Microbial associations can be inferred from the underlying covariance structure that is determined from microbial taxa abundances. These abundances are often estimated from DNA sequence data. However, sequence data are compositional in nature, in the sense that they only provide relative abundance information for taxa, and this poses challenges when determining microbial associations.
Furthermore, associations between groups of microbial taxa are not always fixed, and they can change when factors such as resource availability and environmental characteristics vary. This project will develop novel computational methods to determine the number of covariance structures in large microbiome datasets and to reconstruct the sets of microbial associations.

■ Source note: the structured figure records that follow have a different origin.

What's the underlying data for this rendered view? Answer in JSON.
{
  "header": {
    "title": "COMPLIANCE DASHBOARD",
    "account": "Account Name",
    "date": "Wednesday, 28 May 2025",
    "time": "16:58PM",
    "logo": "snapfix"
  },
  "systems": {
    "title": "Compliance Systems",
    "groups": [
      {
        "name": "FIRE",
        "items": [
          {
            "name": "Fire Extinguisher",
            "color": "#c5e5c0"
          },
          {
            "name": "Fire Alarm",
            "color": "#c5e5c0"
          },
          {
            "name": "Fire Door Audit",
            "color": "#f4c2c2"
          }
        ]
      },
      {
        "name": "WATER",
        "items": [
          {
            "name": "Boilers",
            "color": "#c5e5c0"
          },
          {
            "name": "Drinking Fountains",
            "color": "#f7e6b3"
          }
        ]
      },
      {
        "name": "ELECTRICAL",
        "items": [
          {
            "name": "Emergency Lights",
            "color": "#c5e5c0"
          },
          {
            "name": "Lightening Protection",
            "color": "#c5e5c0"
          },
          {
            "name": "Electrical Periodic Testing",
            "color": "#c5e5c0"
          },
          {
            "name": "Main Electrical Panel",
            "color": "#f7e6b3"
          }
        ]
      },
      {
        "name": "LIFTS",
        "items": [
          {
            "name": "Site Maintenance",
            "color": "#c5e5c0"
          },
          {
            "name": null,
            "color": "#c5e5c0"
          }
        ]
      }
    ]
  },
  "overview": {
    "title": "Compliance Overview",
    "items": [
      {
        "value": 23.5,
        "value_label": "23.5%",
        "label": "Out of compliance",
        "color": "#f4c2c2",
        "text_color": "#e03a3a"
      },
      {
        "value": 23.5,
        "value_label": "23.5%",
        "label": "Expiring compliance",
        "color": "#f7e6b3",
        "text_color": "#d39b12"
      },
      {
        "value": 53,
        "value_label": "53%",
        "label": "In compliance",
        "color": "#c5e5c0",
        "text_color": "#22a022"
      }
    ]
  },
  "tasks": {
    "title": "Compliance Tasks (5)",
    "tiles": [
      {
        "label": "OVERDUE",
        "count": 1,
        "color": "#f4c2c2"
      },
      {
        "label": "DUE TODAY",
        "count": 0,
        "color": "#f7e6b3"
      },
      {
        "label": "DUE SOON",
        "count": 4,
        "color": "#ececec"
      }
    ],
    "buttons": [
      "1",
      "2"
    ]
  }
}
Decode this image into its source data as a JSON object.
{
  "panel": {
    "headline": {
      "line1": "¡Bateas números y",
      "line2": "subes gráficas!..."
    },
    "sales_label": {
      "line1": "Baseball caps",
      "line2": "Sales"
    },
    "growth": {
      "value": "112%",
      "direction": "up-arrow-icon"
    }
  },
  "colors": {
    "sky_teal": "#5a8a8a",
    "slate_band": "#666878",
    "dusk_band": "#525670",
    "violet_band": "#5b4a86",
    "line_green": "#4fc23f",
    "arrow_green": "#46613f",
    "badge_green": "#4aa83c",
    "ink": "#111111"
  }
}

These methods will be able to capture both positive and negative microbial associations from sequence data while dealing with the challenges posed by the compositional nature of sequence data. The overall approach is based on a mixture model framework incorporating component distributions that model microbial abundance data. This project will develop variational approximation algorithms to determine the number of covariance structures in a given microbiome dataset, fast numerical optimization algorithms to estimate the parameters of the mixture model, and an integrated framework to incorporate metadata in the analysis.
The algorithms will also enable the reconstruction of sparse models, thus handling the scenario when the number of microbial associations in the community is small. The application of these algorithms to analyze large microbiome datasets will generate new insights into microbial ecology of three different environments (human, ocean, and soil). This analysis will include an elucidation of microbial associations at the strain level, the structures of the underlying microbial networks, and the identities of the key taxa in these environments.
The results of the project can be found at https://github.com/syooseph/YoosephLab/tree/master/MixtureMicrobialNetworks.
This award reflects NSF's statutory mission and has been deemed worthy of support through evaluation using the Foundation's intellectual merit and broader impacts review criteria.